Equities: Security Market Indices Flashcards
Price and Return Indexes =
price indexes will be measured by change in price of the underlying securities
a return index will incorporate both price and payment (coupon) return - TRR, total rate of return value
Price weighted index =
arithmetic average of the prices of the securities
will be affected by stock splits etc as these change the denominator of the average
returns would be matched by a portfolio of the same number of each stock in the index
Adv: simple
Dis: higher priced stocks are weighted more heavily.
example is the DJIA
Equal weighted index =
arithmetic average return of index stocks, would be matched by a portfolio with equal amounts invested in all index stocks
*take the average of the returns (you’ll have a % return for each stock - average these)*
adv: simplicity
dis: a matching portfolio requires constant rebalancing to keep dollar value invested in each stock equal
returns of small cap securities are overweighted, while returns on big cap securities are underweighted
Market cap/value weighted index =
can also use a float or free float weighting
just different metrics for weighting different securities in the index
disadvantages include that higher price leads to greater market cap and greater weighting, a potential issue if a stock is simply overvalued.
Fundamental weighted index =
based on fundamentals - ie earnings, dividends etc
adv: avoids bias to overvalued shares that occurs from market weighting
dis: will acually have a ‘value’ tilt to firms with high value based metrics
Rebalancing & reconstitution =
rebalancing is most relevant for equal weighted indexes
reconstitution happens when securities are removed and added to meet index criteria
note: when a security is added to the index it often rises in price as managers trying to track the index add it to their portfolios
Uses of market indices x5 =
- reflection of market sentiment
- benchmark of manager performance
- measure of market return and risk
- measure of beta and risk adjusted return
- model portfolio for index funds
Types of equity indexes =
- Broad market index
- Multi-market index - ie latin america, the world
- Multi-market index with fundamental weighting (country indexes are weighted based on fundamentals, ie GDP, while the constituents in each index are still market cap weighted)
- Sector Index (for portfolio indexes/benchmarks)
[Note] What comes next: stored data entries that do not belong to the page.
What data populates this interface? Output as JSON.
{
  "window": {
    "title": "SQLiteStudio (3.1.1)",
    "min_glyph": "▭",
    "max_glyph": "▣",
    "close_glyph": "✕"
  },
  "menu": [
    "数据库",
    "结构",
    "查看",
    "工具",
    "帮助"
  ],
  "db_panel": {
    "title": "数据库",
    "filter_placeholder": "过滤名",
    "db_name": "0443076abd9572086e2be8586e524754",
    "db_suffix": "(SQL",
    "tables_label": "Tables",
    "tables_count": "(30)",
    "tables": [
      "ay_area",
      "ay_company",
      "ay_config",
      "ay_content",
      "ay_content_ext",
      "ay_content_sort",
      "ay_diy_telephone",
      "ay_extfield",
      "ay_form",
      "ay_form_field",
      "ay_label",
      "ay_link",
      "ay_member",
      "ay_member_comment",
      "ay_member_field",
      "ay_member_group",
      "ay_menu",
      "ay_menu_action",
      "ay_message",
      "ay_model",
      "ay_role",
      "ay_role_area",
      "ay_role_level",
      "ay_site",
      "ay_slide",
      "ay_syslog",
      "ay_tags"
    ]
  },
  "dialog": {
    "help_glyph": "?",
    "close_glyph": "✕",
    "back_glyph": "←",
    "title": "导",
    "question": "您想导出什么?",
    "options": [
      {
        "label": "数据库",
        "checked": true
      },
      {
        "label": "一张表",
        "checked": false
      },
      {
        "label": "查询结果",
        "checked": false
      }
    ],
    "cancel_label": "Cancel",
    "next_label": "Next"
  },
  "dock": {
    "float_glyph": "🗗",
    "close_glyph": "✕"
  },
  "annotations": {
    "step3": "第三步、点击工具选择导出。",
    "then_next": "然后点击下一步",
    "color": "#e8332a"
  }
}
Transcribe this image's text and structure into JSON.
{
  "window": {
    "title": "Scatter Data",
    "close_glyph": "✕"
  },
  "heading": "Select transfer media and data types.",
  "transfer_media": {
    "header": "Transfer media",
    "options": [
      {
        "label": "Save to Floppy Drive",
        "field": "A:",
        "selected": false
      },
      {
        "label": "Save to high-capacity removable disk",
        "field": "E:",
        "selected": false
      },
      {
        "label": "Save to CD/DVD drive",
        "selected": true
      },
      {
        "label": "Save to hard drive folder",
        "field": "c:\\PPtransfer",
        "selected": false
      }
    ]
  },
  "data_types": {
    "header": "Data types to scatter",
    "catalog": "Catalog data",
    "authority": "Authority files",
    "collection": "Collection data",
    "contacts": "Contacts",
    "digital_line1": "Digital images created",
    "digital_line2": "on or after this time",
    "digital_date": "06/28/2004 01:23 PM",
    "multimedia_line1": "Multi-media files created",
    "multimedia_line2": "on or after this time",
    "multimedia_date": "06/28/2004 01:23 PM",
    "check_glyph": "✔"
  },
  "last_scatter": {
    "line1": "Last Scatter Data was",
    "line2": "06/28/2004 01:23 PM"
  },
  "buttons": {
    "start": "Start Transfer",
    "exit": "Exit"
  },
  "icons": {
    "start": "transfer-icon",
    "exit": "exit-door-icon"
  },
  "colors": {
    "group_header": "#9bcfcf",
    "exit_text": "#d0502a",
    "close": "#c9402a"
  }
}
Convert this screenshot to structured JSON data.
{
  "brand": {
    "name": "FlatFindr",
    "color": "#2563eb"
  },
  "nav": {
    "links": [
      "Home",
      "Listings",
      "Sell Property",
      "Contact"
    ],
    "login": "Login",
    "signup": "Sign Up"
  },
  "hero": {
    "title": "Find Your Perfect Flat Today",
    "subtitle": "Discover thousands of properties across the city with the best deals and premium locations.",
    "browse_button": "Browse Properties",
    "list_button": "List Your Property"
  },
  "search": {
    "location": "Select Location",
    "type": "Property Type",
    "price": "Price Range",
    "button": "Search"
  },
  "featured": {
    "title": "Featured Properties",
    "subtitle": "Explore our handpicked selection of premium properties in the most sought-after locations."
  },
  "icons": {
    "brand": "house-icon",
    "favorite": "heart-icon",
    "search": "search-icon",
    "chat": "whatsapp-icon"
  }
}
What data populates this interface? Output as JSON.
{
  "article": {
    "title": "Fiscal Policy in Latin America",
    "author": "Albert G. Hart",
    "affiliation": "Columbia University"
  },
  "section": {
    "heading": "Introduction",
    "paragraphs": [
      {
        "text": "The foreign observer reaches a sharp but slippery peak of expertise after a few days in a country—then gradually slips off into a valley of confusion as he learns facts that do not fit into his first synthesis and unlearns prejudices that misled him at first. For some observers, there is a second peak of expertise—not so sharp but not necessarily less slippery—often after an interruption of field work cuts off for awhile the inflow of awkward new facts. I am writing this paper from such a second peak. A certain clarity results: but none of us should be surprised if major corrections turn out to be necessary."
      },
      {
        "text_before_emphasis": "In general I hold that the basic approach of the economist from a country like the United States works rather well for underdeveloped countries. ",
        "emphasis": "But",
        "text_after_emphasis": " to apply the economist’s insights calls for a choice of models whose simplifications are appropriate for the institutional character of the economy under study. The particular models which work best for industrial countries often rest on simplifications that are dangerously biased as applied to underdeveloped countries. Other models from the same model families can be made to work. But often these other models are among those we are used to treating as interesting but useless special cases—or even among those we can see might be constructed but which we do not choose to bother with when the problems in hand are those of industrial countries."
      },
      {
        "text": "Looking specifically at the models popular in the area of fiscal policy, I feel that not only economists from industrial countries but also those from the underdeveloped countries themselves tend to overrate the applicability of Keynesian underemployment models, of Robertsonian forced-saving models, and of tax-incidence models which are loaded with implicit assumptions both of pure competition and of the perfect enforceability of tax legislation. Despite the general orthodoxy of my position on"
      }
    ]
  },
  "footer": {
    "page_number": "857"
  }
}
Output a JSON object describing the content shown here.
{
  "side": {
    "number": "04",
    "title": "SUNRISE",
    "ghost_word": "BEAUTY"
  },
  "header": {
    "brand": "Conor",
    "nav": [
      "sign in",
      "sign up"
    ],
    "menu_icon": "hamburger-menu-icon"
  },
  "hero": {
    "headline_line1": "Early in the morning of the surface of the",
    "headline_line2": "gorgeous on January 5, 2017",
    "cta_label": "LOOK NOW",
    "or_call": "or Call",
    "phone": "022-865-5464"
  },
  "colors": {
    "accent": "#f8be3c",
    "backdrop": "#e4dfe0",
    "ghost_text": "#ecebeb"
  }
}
- Style Index - ie measures return for a value strategy (will typically have higher turnover)
Fixed Income Indexes =
- large universe: the FI universe is larger than the universe of stocks.
- turnover: as FI matures, there is more turnover
- dealer market/infrequent trading: indexes must rely on dealers for pricing, and sometimes estimate
Alts Indexes =
Commodity Indexes (via futures)
- weighting method: varies across indexes
- futures, not spot: thus prices incorporate risk free rate, changes in future prices and roll yield.
Real Estate Indexes
Hedge Fund Indexes
the index Matrix - should I know this?